The Function Of Thinking
All true thinking is for the purpose of discovering relations between
the things we think about. Imagine a world in which nothing is related
to anything else; in which every object perceived, remembered, or
imagined, stands absolutely by itself, independent and self-sufficient!
What a chaos it would be! We might perceive, remember, and imagine all
the various objects we please, but without the power to think them
toget
er, they would all be totally unrelated, and hence have no
meaning.
MEANING DEPENDS ON RELATIONS.--To have a rational meaning for us, things
must always be defined in terms of other things, or in terms of their
uses. Fuel is that which feeds fire. Food is what is eaten for
nourishment. A locomotive is a machine for drawing a train.
Books are to read, pianos to play, balls to throw, schools
to instruct, friends to enjoy, and so on through the whole list of
objects which we know or can define. Everything depends for its meaning
on its relation to other things; and the more of these relations we can
discover, the more fully do we see the meaning. Thus balls may have
other uses than to throw, schools other functions than to instruct, and
friends mean much more to us than mere enjoyment. And just in the degree
in which we have realized these different relations, have we defined the
object, or, in other words, have we seen its meaning.

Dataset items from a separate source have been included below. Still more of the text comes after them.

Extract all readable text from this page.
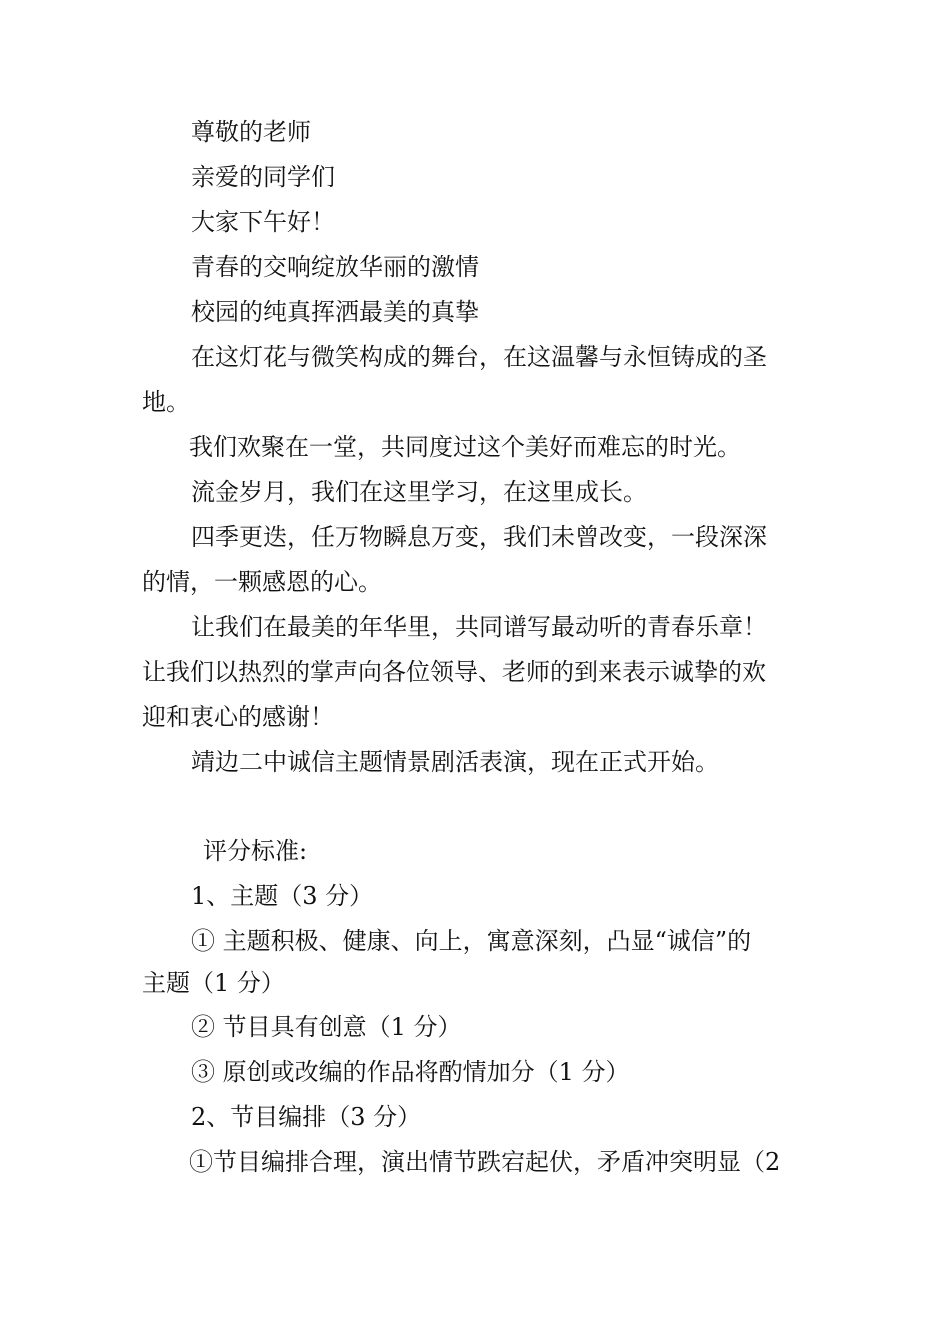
尊敬的老师
亲爱的同学们
大家下午好！
青春的交响绽放华丽的激情
校园的纯真挥洒最美的真挚
在这灯花与微笑构成的舞台，在这温馨与永恒铸成的圣
地。
我们欢聚在一堂，共同度过这个美好而难忘的时光。
流金岁月，我们在这里学习，在这里成长。
四季更迭，任万物瞬息万变，我们未曾改变，一段深深
的情，一颗感恩的心。
让我们在最美的年华里，共同谱写最动听的青春乐章！
让我们以热烈的掌声向各位领导、老师的到来表示诚挚的欢
迎和衷心的感谢！
靖边二中诚信主题情景剧活表演，现在正式开始。
评分标准:
1、主题（3 分）
① 主题积极、健康、向上，寓意深刻，凸显“诚信”的
主题（1 分）
② 节目具有创意（1 分）
③ 原创或改编的作品将酌情加分（1 分）
2、节目编排（3 分）
①节目编排合理，演出情节跌宕起伏，矛盾冲突明显（2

THE FUNCTION OF THINKING IS TO DISCOVER RELATIONS.--Now it is by
thinking that these relations are discovered. This is the function of
thinking. Thinking takes the various separate items of our experience
and discovers to us the relations existing among them, and builds them
together into a unified, related, and usable body of knowledge,
threading each little bit on the string of relationship which runs
through the whole. It was, no doubt, this thought which Tennyson had in
mind when he wrote:
Flower in the crannied wall,
I pluck you out of the crannies,
I hold you here, root and all, in my hand,
Little flower--but if I could understand
What you are, root and all, and all in all,
I should know what God and man is.
Starting in with even so simple a thing as a little flower, if he could
discover all the relations which every part bears to every other part
and to all other things besides, he would finally reach the meaning of
God and man. For each separate thing, be it large or small, forms a link
in an unbroken chain of relationships which binds the universe into an
ordered whole.
NEAR AND REMOTE RELATIONS.--The relations discovered through our
thinking may be very close and simple ones, as when a child sees the
relation between his bottle and his dinner; or they may be very remote
ones, as when Newton saw the relation between the falling of an apple
and the motion of the planets in their orbits. But whether simple or
remote, the seeing of the relationships is in both cases alike thinking;
for thinking is nothing, in its last analysis, but the discovering of
the relationships which exist between the various objects in our mental
stream.
Thinking passes through all grades of complexity, from the first faint
dawnings in the mind of the babe when it sees the relation between the
mother and its feeding, on to the mighty grasp of the sage who is able
to think God's thoughts after Him. But it all comes to the same end
finally--the bringing to light of new meanings through the discovery of
new relations. And whatever does this is thinking.
CHILD AND ADULT THINKING.--What constitutes the difference in the
thinking of the child and that of the sage? Let us see whether we can
discover this difference. In the first place the relations seen by the
child are immediate relations: they exist between simple percepts or
images; the remote and the general are beyond his reach. He has not had
sufficient experience to enable him to discover remote relations. He
cannot think things which are absent from him, or which he has never
known. The child could by no possibility have seen in the falling apple
what Newton saw; for the child knew nothing of the planets in their
orbits, and hence could not see relations in which these formed one of
the terms. The sage, on the other hand, is not limited to his immediate
percepts or their images. He can see remote relations. He can go beyond
individuals, and think in classes. The falling apple is not a mere
falling apple to him, but one of a class of falling bodies. Besides a
rich experience full of valuable facts, the trained thinker has acquired
also the habit of looking out for relations; he has learned that this is
the method par excellence of increasing his store of knowledge and of
rendering effective the knowledge he has. He has learned how to think.
The chief business of the child is the collection of the materials of
thought, seeing only the more necessary and obvious relations as he
proceeds; his chief business when older grown is to seek out the network
of relations which unites this mass of material, and through this
process to systematize and give new meanings to the whole.